Doul and Hedrigall are seen muttering together at the side of rooms. It’s a pretty big clue that they’re planning something, if you ask me. The beauty of it is, it could just be a red herring. No matter how much you think about it, and look for answers in the text, it’s practically impossible to resolve the book’s final question. To be honest, I probably wouldn’t want to know either way. Bellis’s own opinion of her relationship with Doul is, now, that she’s being manipulated, and so we’re encouraged to think along the same lines. But we’re never totally sure. In my mind, this puzzle is similar to the one posed at the end of Yann Martel’s Life of Pi: if the end result is the same, then all that matters is which story do you like better?

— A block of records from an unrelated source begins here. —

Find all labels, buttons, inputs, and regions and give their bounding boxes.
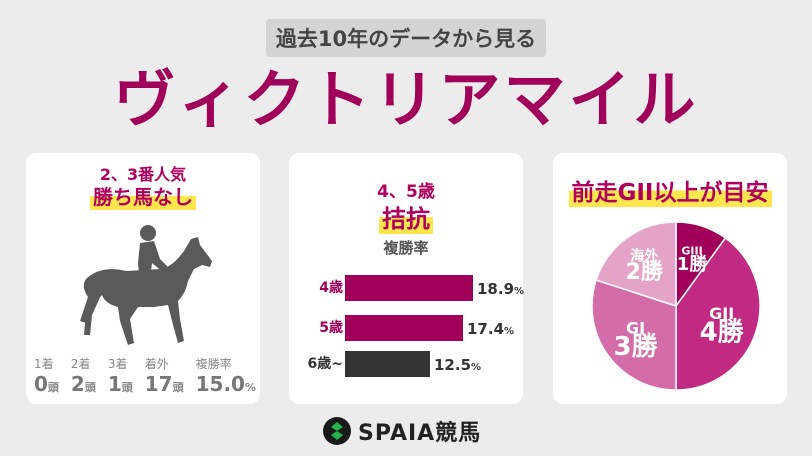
stat-unit: 頭 xyxy=(47,381,59,394)
stat-unit: 頭 xyxy=(121,381,133,394)
popularity-heading-line1: 2、3番人気 xyxy=(99,165,187,184)
stat-unit: 頭 xyxy=(84,381,96,394)
age-card: 4、5歳 拮抗 複勝率 4歳 18.9% 5歳 17.4% 6歳~ 12.5% xyxy=(289,153,524,404)
stat-value: 15.0 xyxy=(195,372,245,396)
pie-slice xyxy=(675,236,761,391)
bar xyxy=(345,351,430,377)
stat-place-rate: 複勝率 15.0% xyxy=(196,357,256,401)
stat-unit: % xyxy=(244,381,256,394)
bar-row: 6歳~ 12.5% xyxy=(289,351,523,377)
popularity-heading-line2: 勝ち馬なし xyxy=(26,181,260,210)
subtitle-text: 過去10年のデータから見る xyxy=(275,27,537,51)
stat-unit: 頭 xyxy=(172,381,184,394)
brand-name: SPAIA競馬 xyxy=(358,421,482,446)
popularity-stats: 1着 0頭 2着 2頭 3着 1頭 着外 17頭 複勝率 15.0% xyxy=(34,357,256,401)
stat-out: 着外 17頭 xyxy=(145,357,184,401)
pie-slice xyxy=(591,279,677,391)
stat-1st: 1着 0頭 xyxy=(34,357,59,401)
bar-value-label: 18.9% xyxy=(477,280,525,298)
footer-brand: SPAIA競馬 xyxy=(322,414,481,448)
subtitle-pill: 過去10年のデータから見る xyxy=(266,19,546,57)
horse-rider-icon xyxy=(80,225,212,345)
chart-metric-label: 複勝率 xyxy=(383,239,429,257)
main-title: ヴィクトリアマイル xyxy=(113,63,699,136)
stat-label: 複勝率 xyxy=(195,357,232,371)
popularity-card: 2、3番人気 勝ち馬なし 1着 0頭 2着 2頭 3着 1頭 着外 17頭 複勝… xyxy=(26,153,260,404)
pie-slice xyxy=(595,221,677,308)
pie-slice-label: 海外 xyxy=(630,247,658,264)
bar-value-label: 12.5% xyxy=(434,356,482,374)
stat-label: 3着 xyxy=(107,357,128,371)
bar-row: 4歳 18.9% xyxy=(289,275,524,301)
prev-race-heading: 前走GII以上が目安 xyxy=(553,173,787,207)
pie-slice-value: 1勝 xyxy=(677,253,709,275)
stat-label: 2着 xyxy=(70,357,91,371)
pie-slice-value: 2勝 xyxy=(626,260,664,285)
stat-value: 1 xyxy=(107,372,122,396)
stat-value: 0 xyxy=(34,372,48,396)
bar xyxy=(345,315,463,341)
pie-slice-value: 3勝 xyxy=(614,332,659,362)
bar-category-label: 6歳~ xyxy=(307,356,343,372)
spaia-logo-icon xyxy=(323,417,351,445)
pie-slice-label: GII xyxy=(709,304,734,323)
pie-slice-value: 4勝 xyxy=(700,317,745,347)
pie-slice-label: GIII xyxy=(681,245,702,258)
stat-value: 17 xyxy=(144,372,173,396)
age-heading-line2: 拮抗 xyxy=(289,199,523,234)
bar-row: 5歳 17.4% xyxy=(289,315,523,341)
stat-3rd: 3着 1頭 xyxy=(108,357,133,401)
pie-slice-label: GI xyxy=(626,318,645,337)
bar-category-label: 4歳 xyxy=(319,280,343,296)
stat-label: 着外 xyxy=(144,357,169,371)
bar xyxy=(345,275,473,301)
stat-2nd: 2着 2頭 xyxy=(71,357,96,401)
stat-label: 1着 xyxy=(34,357,54,371)
bar-value-label: 17.4% xyxy=(467,320,515,338)
prev-race-card: 前走GII以上が目安 GIII 1勝 GII 4勝 GI 3勝 海外 2勝 xyxy=(553,153,787,404)
bar-category-label: 5歳 xyxy=(319,320,343,336)
stat-value: 2 xyxy=(70,372,85,396)
age-heading-line1: 4、5歳 xyxy=(377,182,435,202)
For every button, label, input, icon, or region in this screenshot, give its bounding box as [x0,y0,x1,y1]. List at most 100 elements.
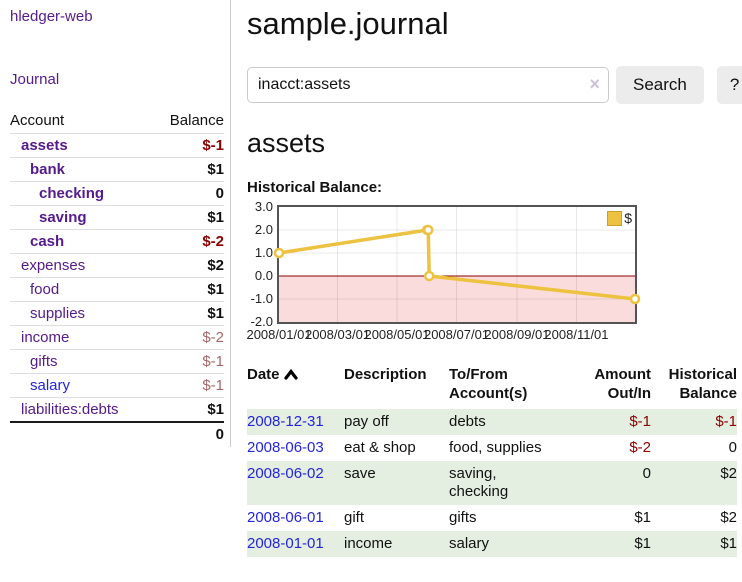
transaction-accounts: debts [449,409,579,435]
column-header-amount: Amount Out/In [594,366,651,402]
account-balance: $-1 [152,133,224,158]
account-balance: $-1 [152,373,224,398]
sort-ascending-icon [283,366,298,385]
account-row: gifts $-1 [10,349,224,374]
account-row: cash $-2 [10,229,224,254]
transaction-date-link[interactable]: 2008-06-02 [247,465,324,482]
account-table-body: assets $-1 bank $1 checking 0 saving $1 cash $-2 e… [10,133,224,422]
account-row: food $1 [10,277,224,302]
transaction-amount: $-2 [629,439,651,456]
legend-label: $ [624,210,632,226]
y-axis-tick-label: -2.0 [250,314,273,329]
account-row: expenses $2 [10,253,224,278]
transaction-description: save [344,461,449,505]
account-balance: $-2 [152,229,224,254]
transaction-accounts: saving, checking [449,461,579,505]
register-row: 2008-06-02 save saving, checking 0 $2 [247,461,737,505]
y-axis-tick-label: 1.0 [254,245,273,260]
x-axis-tick-label: 2008/09/01 [484,327,550,342]
accounts-table: Account Balance assets $-1 bank $1 checking 0… [10,109,224,446]
accounts-total-row: 0 [10,421,224,446]
account-heading: assets [247,128,326,158]
account-link-cash[interactable]: cash [30,233,65,250]
transaction-description: income [344,531,449,557]
register-row: 2008-06-03 eat & shop food, supplies $-2 0 [247,435,737,461]
y-axis-tick-label: 3.0 [254,199,273,214]
account-link-bank[interactable]: bank [30,161,66,178]
register-table-body: 2008-12-31 pay off debts $-1 $-1 2008-06-03 ea… [247,409,737,557]
account-link-supplies[interactable]: supplies [30,305,86,322]
account-link-gifts[interactable]: gifts [30,353,58,370]
chart-canvas [273,207,641,322]
register-table: Date Description To/From Account(s) Amou… [247,365,737,557]
account-link-income[interactable]: income [21,329,70,346]
column-header-date[interactable]: Date [247,365,344,409]
account-row: income $-2 [10,325,224,350]
transaction-date-link[interactable]: 2008-06-01 [247,509,324,526]
accounts-header-balance: Balance [169,112,224,129]
sidebar-item-journal[interactable]: Journal [10,71,60,88]
transaction-accounts: food, supplies [449,439,542,456]
account-balance: 0 [152,181,224,206]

As the work on the island comes to an end, and the Lover announces they will be leaving soon, Bellis is weighed down by the guilt that she hasn’t yet delivered the message she carries to the Dreer Samher ships. Being that I’m knee-deep in my honours thesis at the moment, I know what that deadline anxiety feels like.
The last few lines of this chapter compare Bellis to the other prominent female character of the book, highlighting the differences between them. Bellis is passive, cold, analytical, and demoralized with almost every aspect of her situation; the Lover is passionate to the point of madness, forceful, immoveable. We know all this from their portrayals throughout the book so far, but Miéville underlines their opposite personalities perfectly with two sentences:
Bellis felt as if they shared no language. The gulf between them giddied her.
Languages are an important theme of the book, so the first simile is great. As for the gulf imagery? Well, there’s a vastly important one of those coming up later…
Tetneghi Dustheart – A Dreer Samher pirate vessel.